Thursday, February 27, 2020

Daydream in B Major - by Catriona

What Black character would you want to be for a day?

Black History Month is almost over and here's the Criminal Minds question that's really been making my brain work as it approached.

First off, are we talking about a fictional character in the fictional world of a book? If so, then I'd happily be anyone at all except the victim, the perpetrator (especially one that gets caught), or a red shirt (dead in the first reel, for plot reasons). I'd happily be Michelle in John Vercher's THREE-FIFTHS. It's a heartbreak of a book but she's a great character.

But let's say we're talking about being a Black character in the real world, or in a world where anything can happen even if it's not in the book. Like one of those sociology/reality telly experiments where a white person gets disguised to walk around and "experience" racism? Uh no. Because if they "experience" a level of racism they decide they'd rather not "experience" after all, they could wipe off a stripe of the make-up, reveal the trick, and stop "experiencing" it again for the rest of their lives. 

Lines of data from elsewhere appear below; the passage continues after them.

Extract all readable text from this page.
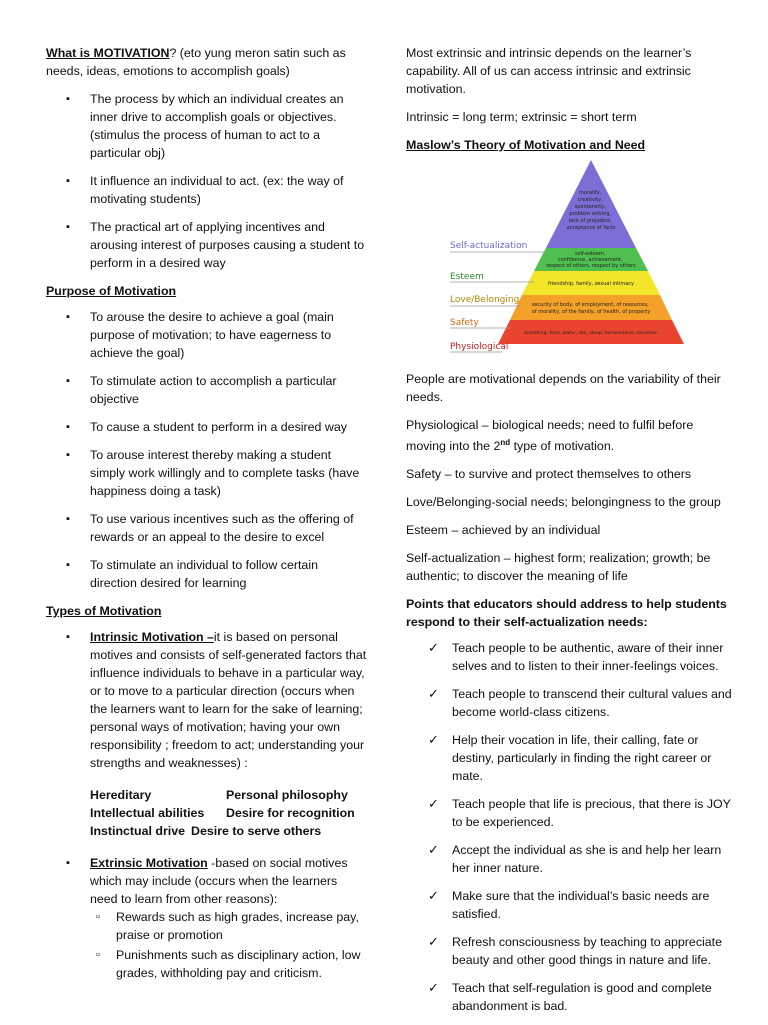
What is MOTIVATION? (eto yung meron satin such as needs, ideas, emotions to accomplish goals)

▪ The process by which an individual creates an inner drive to accomplish goals or objectives.(stimulus the process of human to act to a particular obj)
▪ It influence an individual to act. (ex: the way of motivating students)
▪ The practical art of applying incentives and arousing interest of purposes causing a student to perform in a desired way
Purpose of Motivation
▪ To arouse the desire to achieve a goal (main purpose of motivation; to have eagerness to achieve the goal)
▪ To stimulate action to accomplish a particular objective
▪ To cause a student to perform in a desired way
▪ To arouse interest thereby making a student simply work willingly and to complete tasks (have happiness doing a task)
▪ To use various incentives such as the offering of rewards or an appeal to the desire to excel
▪ To stimulate an individual to follow certain direction desired for learning
Types of Motivation
▪ Intrinsic Motivation –it is based on personal motives and consists of self-generated factors that influence individuals to behave in a particular way, or to move to a particular direction (occurs when the learners want to learn for the sake of learning; personal ways of motivation; having your own responsibility ; freedom to act; understanding your strengths and weaknesses) :
Hereditary	Personal philosophy
Intellectual abilities	Desire for recognition
Instinctual drive Desire to serve others
▪ Extrinsic Motivation -based on social motives which may include (occurs when the learners need to learn from other reasons):
▫ Rewards such as high grades, increase pay, praise or promotion
▫ Punishments such as disciplinary action, low grades, withholding pay and criticism.

Most extrinsic and intrinsic depends on the learner’s capability. All of us can access intrinsic and extrinsic motivation.

Intrinsic = long term; extrinsic = short term

Maslow’s Theory of Motivation and Need
Self-actualization
Esteem
Love/Belonging
Safety
Physiological
morality, creativity, spontaneity, problem solving, lack of prejudice, acceptance of facts
self-esteem, confidence, achievement, respect of others, respect by others
friendship, family, sexual intimacy
security of body, of employment, of resources, of morality, of the family, of health, of property
breathing, food, water, sex, sleep, homeostasis, excretion

People are motivational depends on the variability of their needs.

Physiological – biological needs; need to fulfil before moving into the 2nd type of motivation.

Safety – to survive and protect themselves to others

Love/Belonging-social needs; belongingness to the group

Esteem – achieved by an individual

Self-actualization – highest form; realization; growth; be authentic; to discover the meaning of life

Points that educators should address to help students respond to their self-actualization needs:
✓ Teach people to be authentic, aware of their inner selves and to listen to their inner-feelings voices.
✓ Teach people to transcend their cultural values and become world-class citizens.
✓ Help their vocation in life, their calling, fate or destiny, particularly in finding the right career or mate.
✓ Teach people that life is precious, that there is JOY to be experienced.
✓ Accept the individual as she is and help her learn her inner nature.
✓ Make sure that the individual’s basic needs are satisfied.
✓ Refresh consciousness by teaching to appreciate beauty and other good things in nature and life.
✓ Teach that self-regulation is good and complete abandonment is bad.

That conceit always annoyed me as much as those gigs Barbara Ehrenreich and Polly Toynbee did, working for minimum wage and living on what it brought them to "experience" a loss of economic privilege. For three months. As if being stony broke for three months by choice is in any way like being poor for a lifetime. (Seriously, a columnist in a local newspaper here once set out to "prove" that people on welfare were feckless, by living on it himself for a period of time. He said straight out that he went to Costco and stocked up in advance of the adventure beginning.)


I do have an answer to the question, as well as a rant. The Black character I would like to be for the day, on these anything-can-happen terms, is Alexia Gordon's Gethsemane Brown, the African American musical director of an orchestra in a boy's school in rural Ireland, who lives with a ghost.

For a start, I'd get to be in Ireland for a day - meat pies, Tayto's crisps, russet apples/Persian pomegranates/local strawberries, depending on the season . . . 

And a ghost. That's not an experience I'm otherwise going to have.

Also, while I'm sure Ireland has racists - Scotland does - I know from my childhood and youth in *that* wee green drunk country we knew lots of American people were Black and took that as a neutral fact about an already exotic bit of the world. (We definitely thought most judges were Black women; anyone who grew up on seventies cop shows had that idea pounded in pretty hard.) So my guess would be that the reaction to an African American woman in rural Ireland would be one of interest, cluelessness and appreciation of a bit of glamour from overseas, rather than overt hostility and nastiness. Is this cowardice? Not entirely. I don't need to find out what racism feels like. (1) I know what sexism feels like and (2) I already believe Black people when they tell me.

Another reason for this pick is: Gethsemane is musical - she's a violinist - and I'm not at all. Wouldn't it be amazing to pick up a fiddle one misty morning and be able to play it?

Finally, Irish cops don't have guns. In fact, hardly anyone in Ireland has a gun. And I'm writing this on the anniversary of the murder of Trayvon Martin, who should be twenty-five now.

RIP Trayvon 1995-2012


Susan C Shea said...

Thank you for posting the photo and recognition for Trayvon.

And, yes, I'm just reading Alexia's first nook in the series and she's great. And it also does seem like she's appreciated or disliked in the little town for many reasons but none of them are her blackness so, yeah, she'd be a good character to slip into.

Angela Crook said...

I love this! Maybe I should consider Ireland as my place of refuge (escape) from the pure hell of being black in America. I also would love to be able to play a violin and I don't know what a Tayto's crisp is, but it sounds like my name might be all over it.